The new troops won’t be used as spotters to call in airstrikes against Islamic State, much less join Iraqis at the front lines. Apache helicopters won’t provide air cover for Iraqi soldiers. There won’t be additional special forces to conduct raids against high-value targets. The highest ranking U.S. military officer will remain a mere two-star general.

Instead, the additional advisers will buttress Mr. Obama’s current strategy at the margins by putting Iraqi troops and Sunni tribesmen through a basic training course of between two and four weeks. This may be enough to show recruits how to march in drill and maintain and fire a AK-47.

But as retired four-star Gen. Jack Keane told us Wednesday, while the training is helpful, it “is insufficient to transfer a civilian to the physical, psychological and disciplinary demands of combat. And it doesn’t address the leader issue in terms of quantity or quality.”

That second point is vital, since the Iraqi army suffers from a dearth of competent and courageous leaders, particularly at the tactical levels of command. “We were not deserters,” one soldier told the pan-Arab daily Asharq al-Aswat after Mosul fell last June. “Our commanders abandoned us while we were sleeping in the night, and fled by helicopter.”

A similar point concerns the weapons the Administration now wants to rush to the Iraqis, including the Kurdish peshmerga and the Sunni tribes. The Kurds in particular need heavier weapons to deter Islamic State in Iraq’s north. But the danger of delivering stores of American arms to ill-led Iraqi troops has been plain every time they abandoned positions and equipment amid Islamic State advances, most recently during the fall of Ramadi.

Some of these deficiencies could no doubt be addressed by a more robust training program, though 450 more advisers is still too few. General Keane, who was instrumental in devising the surge strategy that saved Iraq in 2007, also makes the case for putting a three-star general in command of the effort—someone with the political clout and organizational pull that made Generals David Petraeus and Raymond Odierno so effective.

Mr. Obama’s mini-escalation includes setting up a new U.S. training base in Anbar province. This is progress, but it would do more good if it became the headquarters of a brigade combat team that would oversee the training and could help the Sunni tribes with medical evacuations, secure travel and force protection. A combat brigade is some 4,000 heavily equipped soldiers.

This kind of deployment would be a show of seriousness of the scale that’s needed to persuade Sunni Arabs to risk their lives against Islamic State. Iraqi soldiers may not have the officers they deserve, but they are still likely to fight if they know there’s an Apache helicopter clearing their advance. That dynamic took hold during the 2007 surge, when American successes emboldened the Iraqis to drive out the Shiite Mahdi Army from the southern city of Basra in 2008.

The fundamental problem with Mr. Obama’s strategy is that he is so determined to show that the U.S. isn’t returning to war in Iraq that he isn’t doing enough to win the war we are fighting. In September he pledged to “degrade” and ultimately “destroy” ISIS—the kind of commitment a U.S. President must never make lightly. But his fitful bombing and timid special-forces campaign hasn’t been able to stop the jihadist advances, much less drive it out of Iraq’s western cities.

Islamic State also isn’t merely an Iraqi problem, as Mr.
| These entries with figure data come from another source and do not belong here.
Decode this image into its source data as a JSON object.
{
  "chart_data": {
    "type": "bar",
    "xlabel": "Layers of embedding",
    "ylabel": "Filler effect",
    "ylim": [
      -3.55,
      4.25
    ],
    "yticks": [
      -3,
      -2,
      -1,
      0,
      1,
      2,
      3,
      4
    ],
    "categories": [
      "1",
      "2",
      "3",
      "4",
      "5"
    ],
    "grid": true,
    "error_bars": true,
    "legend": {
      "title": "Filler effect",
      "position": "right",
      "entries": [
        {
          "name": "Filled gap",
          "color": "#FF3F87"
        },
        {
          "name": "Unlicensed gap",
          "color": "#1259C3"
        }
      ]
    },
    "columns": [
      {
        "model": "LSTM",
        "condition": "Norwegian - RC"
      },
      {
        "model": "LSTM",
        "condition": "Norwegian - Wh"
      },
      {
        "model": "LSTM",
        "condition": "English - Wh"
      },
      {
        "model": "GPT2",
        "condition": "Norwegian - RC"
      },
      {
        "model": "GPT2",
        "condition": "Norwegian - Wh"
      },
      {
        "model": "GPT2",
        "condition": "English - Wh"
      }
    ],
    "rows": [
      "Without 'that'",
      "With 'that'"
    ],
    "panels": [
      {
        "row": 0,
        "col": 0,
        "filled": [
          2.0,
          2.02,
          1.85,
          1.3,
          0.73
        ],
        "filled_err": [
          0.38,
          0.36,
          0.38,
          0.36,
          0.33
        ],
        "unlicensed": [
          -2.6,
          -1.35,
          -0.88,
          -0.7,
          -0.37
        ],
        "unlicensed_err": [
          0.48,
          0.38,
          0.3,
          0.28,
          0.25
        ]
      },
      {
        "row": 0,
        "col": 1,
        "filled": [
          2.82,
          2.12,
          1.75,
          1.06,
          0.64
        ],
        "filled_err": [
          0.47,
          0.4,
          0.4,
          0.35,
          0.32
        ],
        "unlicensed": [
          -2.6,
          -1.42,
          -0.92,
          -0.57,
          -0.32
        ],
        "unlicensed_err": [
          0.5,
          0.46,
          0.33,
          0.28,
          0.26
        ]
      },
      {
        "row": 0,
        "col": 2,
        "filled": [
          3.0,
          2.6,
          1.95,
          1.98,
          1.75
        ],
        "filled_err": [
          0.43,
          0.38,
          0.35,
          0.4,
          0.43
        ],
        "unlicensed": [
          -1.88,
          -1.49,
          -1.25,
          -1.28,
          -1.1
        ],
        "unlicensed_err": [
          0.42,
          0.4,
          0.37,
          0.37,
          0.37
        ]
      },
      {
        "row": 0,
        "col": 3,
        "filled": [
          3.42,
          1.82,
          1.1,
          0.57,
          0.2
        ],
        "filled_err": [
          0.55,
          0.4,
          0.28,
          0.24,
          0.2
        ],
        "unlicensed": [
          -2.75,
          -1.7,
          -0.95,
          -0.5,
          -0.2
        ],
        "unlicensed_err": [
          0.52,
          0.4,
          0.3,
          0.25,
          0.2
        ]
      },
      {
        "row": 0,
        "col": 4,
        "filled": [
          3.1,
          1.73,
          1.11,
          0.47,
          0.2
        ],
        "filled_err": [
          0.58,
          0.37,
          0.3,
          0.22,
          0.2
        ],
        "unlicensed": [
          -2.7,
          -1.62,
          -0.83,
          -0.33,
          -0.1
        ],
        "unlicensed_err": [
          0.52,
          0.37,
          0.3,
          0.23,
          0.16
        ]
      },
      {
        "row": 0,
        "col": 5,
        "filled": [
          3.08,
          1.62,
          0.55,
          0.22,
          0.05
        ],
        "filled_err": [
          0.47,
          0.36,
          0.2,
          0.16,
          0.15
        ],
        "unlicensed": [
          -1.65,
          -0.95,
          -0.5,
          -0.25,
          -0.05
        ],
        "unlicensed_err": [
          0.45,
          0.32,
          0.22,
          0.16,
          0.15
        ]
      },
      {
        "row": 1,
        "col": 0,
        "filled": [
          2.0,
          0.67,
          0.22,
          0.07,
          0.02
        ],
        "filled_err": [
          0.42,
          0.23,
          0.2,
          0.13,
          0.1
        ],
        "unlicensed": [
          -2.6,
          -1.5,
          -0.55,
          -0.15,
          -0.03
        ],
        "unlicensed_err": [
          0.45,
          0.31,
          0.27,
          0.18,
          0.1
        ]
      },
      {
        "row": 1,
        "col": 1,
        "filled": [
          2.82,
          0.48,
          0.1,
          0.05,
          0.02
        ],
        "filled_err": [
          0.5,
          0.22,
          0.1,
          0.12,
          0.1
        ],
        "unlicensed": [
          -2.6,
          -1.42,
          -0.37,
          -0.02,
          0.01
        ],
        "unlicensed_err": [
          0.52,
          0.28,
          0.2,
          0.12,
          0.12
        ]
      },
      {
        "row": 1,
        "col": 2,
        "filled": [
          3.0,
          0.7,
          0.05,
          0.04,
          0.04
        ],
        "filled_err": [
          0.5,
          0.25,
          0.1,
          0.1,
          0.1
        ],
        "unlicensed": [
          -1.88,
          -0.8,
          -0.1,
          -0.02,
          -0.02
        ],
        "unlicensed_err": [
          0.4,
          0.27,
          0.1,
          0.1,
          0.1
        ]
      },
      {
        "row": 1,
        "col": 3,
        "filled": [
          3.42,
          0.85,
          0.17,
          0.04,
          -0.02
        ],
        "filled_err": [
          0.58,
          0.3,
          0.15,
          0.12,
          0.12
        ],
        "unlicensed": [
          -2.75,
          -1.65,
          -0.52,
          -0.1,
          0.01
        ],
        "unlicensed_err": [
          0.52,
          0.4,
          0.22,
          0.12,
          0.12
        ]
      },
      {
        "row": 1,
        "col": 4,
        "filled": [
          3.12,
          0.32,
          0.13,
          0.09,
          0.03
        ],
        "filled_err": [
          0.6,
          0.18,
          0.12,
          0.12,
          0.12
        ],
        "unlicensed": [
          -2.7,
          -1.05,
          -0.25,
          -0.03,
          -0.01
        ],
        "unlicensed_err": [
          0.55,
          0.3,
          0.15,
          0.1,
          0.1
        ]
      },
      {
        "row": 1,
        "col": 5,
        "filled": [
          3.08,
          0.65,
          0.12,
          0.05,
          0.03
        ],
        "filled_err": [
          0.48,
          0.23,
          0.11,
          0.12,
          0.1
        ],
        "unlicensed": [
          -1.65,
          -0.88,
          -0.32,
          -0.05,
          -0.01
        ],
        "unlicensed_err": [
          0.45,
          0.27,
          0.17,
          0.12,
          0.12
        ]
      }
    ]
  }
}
Obama likes to say by way of minimizing the threat for his domestic political purposes. ISIS is a radiating danger to the region as it attracts new loyalists, and a terror threat to the United States through Internet recruitment and incitement. Since it declared its “caliphate” last June, Islamic State has expanded beyond its bases in Mesopotamia into Lebanon, Libya, Afghanistan and Nigeria.

The longer ISIS stands up to a U.S. President pledging its destruction, the more of a magnet it becomes for young men willing to die for its perverted form of Islam. Every day that ISIS’s army of 30,000 irregulars holds its conquered territory against the world’s most powerful military, it becomes a greater threat to American security.